What are the cons, for having a restrictive umask of 077? A lot of distros (I believe all, except Red Hat? ) have a default umask of 022, configured in /etc/profile. This seems way too insecure for a non-desktop system, which multiple users are accessing, and security is of concern.
On a related note, on Ubuntu, the users' home directories are also created with 755 permissions, and the installer states that this is for making it easier for users to share files. Assuming that users' are comfortable setting permissions by hand to make files shared, this is not a problem.
What other downsides are there?
Best Answer
022 makes things convenient. 077 makes things less convenient, but depending on the circumstances and usage profile, it might not be any less convenient than having to use
sudo
.I would argue that, like
sudo
, the actual, measurable security benefit you gain from this is negligible compared to the level of pain you inflict on yourself and your users.
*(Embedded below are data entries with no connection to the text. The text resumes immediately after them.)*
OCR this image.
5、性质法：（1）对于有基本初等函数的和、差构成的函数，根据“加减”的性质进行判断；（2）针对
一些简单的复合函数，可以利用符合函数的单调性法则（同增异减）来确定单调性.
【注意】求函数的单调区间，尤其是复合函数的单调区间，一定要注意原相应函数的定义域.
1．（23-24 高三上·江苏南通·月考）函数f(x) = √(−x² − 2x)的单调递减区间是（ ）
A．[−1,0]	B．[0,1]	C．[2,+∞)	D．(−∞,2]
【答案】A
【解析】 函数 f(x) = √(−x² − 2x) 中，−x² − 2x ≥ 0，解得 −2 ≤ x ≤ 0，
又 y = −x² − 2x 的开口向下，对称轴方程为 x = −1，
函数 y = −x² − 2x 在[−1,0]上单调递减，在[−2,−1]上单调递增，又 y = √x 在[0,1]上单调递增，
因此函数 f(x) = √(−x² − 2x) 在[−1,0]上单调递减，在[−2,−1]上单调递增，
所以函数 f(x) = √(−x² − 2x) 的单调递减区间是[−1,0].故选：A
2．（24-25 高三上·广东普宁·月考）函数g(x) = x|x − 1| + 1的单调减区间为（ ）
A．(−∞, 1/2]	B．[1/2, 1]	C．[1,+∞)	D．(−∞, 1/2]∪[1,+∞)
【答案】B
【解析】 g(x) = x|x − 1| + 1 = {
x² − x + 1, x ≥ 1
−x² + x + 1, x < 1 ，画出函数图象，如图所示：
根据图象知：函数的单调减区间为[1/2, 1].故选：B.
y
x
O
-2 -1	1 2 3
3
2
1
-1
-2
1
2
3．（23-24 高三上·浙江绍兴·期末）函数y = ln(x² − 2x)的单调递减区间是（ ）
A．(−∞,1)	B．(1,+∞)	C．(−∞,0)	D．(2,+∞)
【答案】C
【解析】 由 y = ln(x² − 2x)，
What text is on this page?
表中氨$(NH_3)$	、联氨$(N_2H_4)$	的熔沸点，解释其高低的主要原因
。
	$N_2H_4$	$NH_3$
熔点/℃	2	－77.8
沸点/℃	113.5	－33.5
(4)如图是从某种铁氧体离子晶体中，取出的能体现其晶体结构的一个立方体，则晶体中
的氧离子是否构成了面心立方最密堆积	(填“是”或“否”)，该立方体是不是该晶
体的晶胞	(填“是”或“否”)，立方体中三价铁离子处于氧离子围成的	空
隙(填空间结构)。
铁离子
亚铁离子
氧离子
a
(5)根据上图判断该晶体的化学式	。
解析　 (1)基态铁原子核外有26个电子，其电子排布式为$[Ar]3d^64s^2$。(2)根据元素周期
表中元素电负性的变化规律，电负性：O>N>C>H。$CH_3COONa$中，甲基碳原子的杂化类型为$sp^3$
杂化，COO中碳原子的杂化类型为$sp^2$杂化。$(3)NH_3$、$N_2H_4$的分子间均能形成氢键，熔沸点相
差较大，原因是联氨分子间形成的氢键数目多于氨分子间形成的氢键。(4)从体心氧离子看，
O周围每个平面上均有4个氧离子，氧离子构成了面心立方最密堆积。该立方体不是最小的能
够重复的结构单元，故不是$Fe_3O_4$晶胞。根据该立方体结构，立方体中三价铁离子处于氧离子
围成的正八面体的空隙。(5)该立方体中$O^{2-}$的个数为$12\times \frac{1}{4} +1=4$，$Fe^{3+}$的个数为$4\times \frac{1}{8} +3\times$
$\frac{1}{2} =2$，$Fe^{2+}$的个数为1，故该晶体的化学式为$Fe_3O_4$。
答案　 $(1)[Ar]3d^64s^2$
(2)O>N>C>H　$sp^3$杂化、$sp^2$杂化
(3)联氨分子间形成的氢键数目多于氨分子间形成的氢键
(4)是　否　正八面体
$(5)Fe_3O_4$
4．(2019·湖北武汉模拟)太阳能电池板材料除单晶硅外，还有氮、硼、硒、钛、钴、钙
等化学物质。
As a consultant, I have been scorned for my views onsudo
and challenged to break numeroussudo
setups, and I have yet to take more than 15 seconds to do so. Your call.Knowing about
umask
is good, but it's just a single Corn Flake in the "complete breakfast". Maybe you should be asking yourself "Before I go mucking with default configs, the consistency of which will need to be maintained across installs, and which will need to be documented and justified to people who aren't dim-witted, what's this gonna buy me?"Umask is also a bash built-in that is settable by individual users in their shell initialization files (
~/.bash*
), so you're not really able to easily enforce theumask
. It's just a default. In other words, it's not buying you much.